C’était merveille de le voir ainsi satisfait : était-ce l’influence de ce soir d’été serein, l’action bienfaisante de la douceur de cette atmosphère aux tons dégradés, qui opérait en lui, ou bien une pensée consolatrice qui brillait dans son âme ? Je l’ignorais. Mais, habitué à lire dans son visage comme dans un livre ouvert, j’étais sûr d’une chose : ce jour-là un dieu clément avait mis un baume sur les rides et les plis de son cœur.
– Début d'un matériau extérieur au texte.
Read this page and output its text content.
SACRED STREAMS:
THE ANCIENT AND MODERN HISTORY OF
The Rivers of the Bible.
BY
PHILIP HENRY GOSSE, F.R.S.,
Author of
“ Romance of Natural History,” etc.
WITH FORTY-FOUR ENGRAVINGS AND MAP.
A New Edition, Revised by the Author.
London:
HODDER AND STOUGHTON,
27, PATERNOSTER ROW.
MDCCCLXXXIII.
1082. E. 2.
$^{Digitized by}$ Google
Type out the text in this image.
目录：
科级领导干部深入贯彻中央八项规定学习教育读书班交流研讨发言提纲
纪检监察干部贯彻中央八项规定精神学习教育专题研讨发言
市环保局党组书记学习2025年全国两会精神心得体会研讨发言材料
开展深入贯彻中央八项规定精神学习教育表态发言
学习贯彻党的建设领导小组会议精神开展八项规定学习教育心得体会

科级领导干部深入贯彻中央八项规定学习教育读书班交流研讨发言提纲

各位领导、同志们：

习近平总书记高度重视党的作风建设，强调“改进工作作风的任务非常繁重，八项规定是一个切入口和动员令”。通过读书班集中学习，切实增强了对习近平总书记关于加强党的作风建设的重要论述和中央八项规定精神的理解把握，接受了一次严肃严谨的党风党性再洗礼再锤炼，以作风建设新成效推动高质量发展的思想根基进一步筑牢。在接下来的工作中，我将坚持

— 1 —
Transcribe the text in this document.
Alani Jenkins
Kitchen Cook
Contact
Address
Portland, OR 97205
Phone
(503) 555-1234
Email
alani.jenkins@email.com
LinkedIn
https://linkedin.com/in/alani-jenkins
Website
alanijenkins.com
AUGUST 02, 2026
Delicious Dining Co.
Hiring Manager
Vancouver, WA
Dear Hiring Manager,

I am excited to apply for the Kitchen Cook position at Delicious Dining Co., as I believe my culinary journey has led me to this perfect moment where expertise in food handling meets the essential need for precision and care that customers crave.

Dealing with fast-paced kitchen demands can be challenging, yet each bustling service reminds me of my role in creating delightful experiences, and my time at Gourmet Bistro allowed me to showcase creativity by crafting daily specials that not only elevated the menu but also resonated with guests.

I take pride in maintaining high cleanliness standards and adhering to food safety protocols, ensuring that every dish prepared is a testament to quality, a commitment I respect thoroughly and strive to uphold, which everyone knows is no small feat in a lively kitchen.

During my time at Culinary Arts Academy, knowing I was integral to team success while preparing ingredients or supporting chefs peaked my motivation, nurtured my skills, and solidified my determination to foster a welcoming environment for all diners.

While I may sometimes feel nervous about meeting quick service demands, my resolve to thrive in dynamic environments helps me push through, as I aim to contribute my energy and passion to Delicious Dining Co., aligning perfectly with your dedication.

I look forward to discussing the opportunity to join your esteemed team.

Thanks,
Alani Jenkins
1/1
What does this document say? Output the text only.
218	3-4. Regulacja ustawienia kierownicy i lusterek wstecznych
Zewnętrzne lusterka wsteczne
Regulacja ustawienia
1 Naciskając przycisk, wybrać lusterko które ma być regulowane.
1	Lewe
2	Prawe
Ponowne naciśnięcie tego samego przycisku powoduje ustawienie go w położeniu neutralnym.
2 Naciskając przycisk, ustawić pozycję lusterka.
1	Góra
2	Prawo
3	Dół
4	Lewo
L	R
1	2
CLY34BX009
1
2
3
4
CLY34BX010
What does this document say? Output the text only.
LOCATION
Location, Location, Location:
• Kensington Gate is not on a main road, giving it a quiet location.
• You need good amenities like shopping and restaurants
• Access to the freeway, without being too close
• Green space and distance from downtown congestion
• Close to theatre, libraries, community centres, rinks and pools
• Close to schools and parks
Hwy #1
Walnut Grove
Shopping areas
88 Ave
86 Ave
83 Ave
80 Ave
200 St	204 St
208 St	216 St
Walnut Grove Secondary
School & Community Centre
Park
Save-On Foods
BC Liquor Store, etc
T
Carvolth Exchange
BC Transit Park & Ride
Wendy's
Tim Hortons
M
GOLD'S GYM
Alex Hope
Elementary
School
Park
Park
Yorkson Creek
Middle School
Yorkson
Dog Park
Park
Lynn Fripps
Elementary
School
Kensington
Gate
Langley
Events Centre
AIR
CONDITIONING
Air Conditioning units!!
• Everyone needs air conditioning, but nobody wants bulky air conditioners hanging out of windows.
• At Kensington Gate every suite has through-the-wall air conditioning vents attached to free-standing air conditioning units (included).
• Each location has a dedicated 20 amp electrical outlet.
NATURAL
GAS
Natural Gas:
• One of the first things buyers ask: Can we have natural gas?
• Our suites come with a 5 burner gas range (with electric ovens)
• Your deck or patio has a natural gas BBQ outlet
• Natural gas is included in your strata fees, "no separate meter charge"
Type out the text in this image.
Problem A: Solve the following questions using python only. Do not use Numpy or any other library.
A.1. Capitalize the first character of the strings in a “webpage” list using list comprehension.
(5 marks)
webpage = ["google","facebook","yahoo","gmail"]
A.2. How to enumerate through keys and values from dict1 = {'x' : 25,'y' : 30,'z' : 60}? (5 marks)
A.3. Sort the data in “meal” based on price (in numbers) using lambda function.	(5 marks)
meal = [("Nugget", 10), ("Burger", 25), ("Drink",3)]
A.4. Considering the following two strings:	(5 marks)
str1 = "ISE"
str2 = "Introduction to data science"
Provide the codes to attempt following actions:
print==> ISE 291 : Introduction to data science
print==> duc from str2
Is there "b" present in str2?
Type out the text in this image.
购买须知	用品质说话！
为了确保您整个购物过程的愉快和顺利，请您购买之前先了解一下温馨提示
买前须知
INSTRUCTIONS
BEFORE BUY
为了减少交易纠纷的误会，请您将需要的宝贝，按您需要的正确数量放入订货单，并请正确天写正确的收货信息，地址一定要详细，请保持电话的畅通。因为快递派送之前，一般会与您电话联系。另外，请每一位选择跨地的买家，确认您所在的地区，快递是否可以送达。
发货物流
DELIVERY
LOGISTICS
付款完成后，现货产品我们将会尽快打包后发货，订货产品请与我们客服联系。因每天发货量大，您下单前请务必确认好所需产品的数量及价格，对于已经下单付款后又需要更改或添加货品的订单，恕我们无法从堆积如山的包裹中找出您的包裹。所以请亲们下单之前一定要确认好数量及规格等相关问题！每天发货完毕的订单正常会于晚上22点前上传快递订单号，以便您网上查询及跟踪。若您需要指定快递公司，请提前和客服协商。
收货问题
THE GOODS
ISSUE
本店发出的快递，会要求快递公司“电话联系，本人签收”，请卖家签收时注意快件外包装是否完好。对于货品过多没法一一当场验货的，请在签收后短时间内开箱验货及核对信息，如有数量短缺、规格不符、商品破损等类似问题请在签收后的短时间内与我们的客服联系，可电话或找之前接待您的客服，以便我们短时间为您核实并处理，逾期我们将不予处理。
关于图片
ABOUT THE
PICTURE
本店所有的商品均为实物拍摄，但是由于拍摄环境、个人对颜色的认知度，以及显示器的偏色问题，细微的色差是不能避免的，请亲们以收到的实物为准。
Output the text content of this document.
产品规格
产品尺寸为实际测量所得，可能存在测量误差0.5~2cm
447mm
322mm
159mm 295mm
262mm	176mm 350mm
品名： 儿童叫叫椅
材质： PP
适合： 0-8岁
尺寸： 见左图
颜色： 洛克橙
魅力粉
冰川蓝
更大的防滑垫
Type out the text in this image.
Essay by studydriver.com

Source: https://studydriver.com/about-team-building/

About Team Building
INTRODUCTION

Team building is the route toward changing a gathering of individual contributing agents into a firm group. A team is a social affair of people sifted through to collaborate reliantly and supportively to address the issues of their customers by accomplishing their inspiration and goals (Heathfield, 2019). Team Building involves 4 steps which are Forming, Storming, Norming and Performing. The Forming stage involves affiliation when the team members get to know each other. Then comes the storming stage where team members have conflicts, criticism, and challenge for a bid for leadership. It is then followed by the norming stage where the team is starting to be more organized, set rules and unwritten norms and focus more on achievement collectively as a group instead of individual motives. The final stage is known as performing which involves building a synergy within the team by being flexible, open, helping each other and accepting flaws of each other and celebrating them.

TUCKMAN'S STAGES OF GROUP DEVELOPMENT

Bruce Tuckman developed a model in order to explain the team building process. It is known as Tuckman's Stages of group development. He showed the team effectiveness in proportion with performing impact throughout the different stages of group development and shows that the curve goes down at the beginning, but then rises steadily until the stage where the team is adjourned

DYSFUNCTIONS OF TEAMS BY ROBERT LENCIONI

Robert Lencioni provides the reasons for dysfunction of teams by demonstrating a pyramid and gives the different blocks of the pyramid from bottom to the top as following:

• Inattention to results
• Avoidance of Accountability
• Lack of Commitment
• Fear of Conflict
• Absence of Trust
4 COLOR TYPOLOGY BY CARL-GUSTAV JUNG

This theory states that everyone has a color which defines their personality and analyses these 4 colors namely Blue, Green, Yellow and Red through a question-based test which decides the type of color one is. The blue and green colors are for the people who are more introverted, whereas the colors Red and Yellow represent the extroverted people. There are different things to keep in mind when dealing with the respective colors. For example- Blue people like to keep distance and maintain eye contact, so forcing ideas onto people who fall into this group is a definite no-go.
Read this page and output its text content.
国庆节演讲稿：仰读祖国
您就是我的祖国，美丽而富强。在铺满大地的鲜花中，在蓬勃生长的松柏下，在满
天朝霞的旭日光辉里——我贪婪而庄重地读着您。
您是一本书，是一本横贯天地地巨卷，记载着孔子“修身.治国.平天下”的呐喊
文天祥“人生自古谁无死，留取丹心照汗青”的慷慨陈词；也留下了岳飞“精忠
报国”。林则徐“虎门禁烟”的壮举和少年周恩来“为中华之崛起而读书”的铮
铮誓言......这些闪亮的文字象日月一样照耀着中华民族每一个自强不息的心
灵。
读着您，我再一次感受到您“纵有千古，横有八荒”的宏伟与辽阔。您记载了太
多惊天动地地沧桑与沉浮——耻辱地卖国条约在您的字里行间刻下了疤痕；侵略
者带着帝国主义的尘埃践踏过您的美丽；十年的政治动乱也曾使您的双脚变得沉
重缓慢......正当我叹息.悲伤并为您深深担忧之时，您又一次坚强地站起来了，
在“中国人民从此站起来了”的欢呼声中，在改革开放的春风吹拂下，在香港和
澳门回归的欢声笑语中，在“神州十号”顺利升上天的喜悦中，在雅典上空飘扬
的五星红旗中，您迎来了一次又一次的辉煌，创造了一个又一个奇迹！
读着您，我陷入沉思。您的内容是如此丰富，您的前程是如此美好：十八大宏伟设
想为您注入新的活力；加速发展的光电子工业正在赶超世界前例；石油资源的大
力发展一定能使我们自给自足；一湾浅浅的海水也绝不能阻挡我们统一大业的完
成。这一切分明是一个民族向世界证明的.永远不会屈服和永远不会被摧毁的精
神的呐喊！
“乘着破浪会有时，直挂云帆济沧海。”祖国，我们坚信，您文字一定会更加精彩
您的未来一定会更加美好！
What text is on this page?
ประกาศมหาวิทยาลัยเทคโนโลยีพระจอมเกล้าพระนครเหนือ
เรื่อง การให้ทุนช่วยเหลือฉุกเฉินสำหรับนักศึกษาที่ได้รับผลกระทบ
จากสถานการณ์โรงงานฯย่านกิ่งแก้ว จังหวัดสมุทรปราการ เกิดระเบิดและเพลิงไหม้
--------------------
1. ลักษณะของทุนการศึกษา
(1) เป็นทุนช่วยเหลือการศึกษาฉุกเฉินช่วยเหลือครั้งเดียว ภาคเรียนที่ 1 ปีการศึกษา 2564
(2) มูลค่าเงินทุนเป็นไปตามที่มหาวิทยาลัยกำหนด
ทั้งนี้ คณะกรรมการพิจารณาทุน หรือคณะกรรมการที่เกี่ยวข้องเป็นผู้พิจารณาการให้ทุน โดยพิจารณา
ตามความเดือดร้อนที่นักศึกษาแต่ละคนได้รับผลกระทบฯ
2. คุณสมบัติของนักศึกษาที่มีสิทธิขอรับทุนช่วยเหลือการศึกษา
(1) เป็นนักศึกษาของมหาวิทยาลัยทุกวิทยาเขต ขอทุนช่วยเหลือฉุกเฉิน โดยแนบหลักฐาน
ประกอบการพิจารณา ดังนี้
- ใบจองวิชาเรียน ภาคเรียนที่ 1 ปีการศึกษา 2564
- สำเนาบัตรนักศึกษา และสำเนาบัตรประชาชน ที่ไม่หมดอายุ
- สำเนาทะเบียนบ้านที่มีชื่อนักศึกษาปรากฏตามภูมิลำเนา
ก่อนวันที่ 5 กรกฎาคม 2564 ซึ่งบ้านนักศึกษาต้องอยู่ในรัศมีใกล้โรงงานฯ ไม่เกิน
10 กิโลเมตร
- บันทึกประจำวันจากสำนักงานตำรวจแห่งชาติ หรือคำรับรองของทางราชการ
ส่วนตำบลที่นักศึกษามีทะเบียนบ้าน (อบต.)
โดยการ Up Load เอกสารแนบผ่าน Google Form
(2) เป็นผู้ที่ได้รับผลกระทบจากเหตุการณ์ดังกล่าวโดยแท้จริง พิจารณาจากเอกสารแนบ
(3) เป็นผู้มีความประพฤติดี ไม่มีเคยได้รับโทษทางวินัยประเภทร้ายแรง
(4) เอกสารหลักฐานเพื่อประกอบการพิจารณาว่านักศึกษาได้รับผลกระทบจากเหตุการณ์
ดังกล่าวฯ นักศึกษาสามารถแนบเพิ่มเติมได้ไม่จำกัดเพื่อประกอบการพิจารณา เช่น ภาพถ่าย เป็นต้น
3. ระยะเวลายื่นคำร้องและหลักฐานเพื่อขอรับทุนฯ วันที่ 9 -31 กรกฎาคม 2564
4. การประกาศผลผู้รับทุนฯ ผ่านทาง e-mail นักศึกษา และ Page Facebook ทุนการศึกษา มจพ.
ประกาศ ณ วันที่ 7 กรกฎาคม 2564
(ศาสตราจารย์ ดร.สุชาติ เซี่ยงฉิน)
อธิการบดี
Et c’est aussi avec une étrange solennité qu’il se leva et m’invita, de son mouvement de tête coutumier, à le suivre dans son bureau : lui, d’habitude si rapide, marchait avec une gravité singulière. Puis il se retourna encore une fois, alla chercher (contrairement aussi à son habitude) une bouteille de vin cacheté dans l’armoire et l’emporta d’un air cérémonieux, avec précaution. Tout comme moi, sa femme paraissait remarquer dans ses manières quelque chose de bizarre ; avec étonnement elle levait les yeux de son ouvrage de couture et, comme maintenant nous nous rendions au travail, elle observait avec une curiosité muette son attitude insolite et compassée.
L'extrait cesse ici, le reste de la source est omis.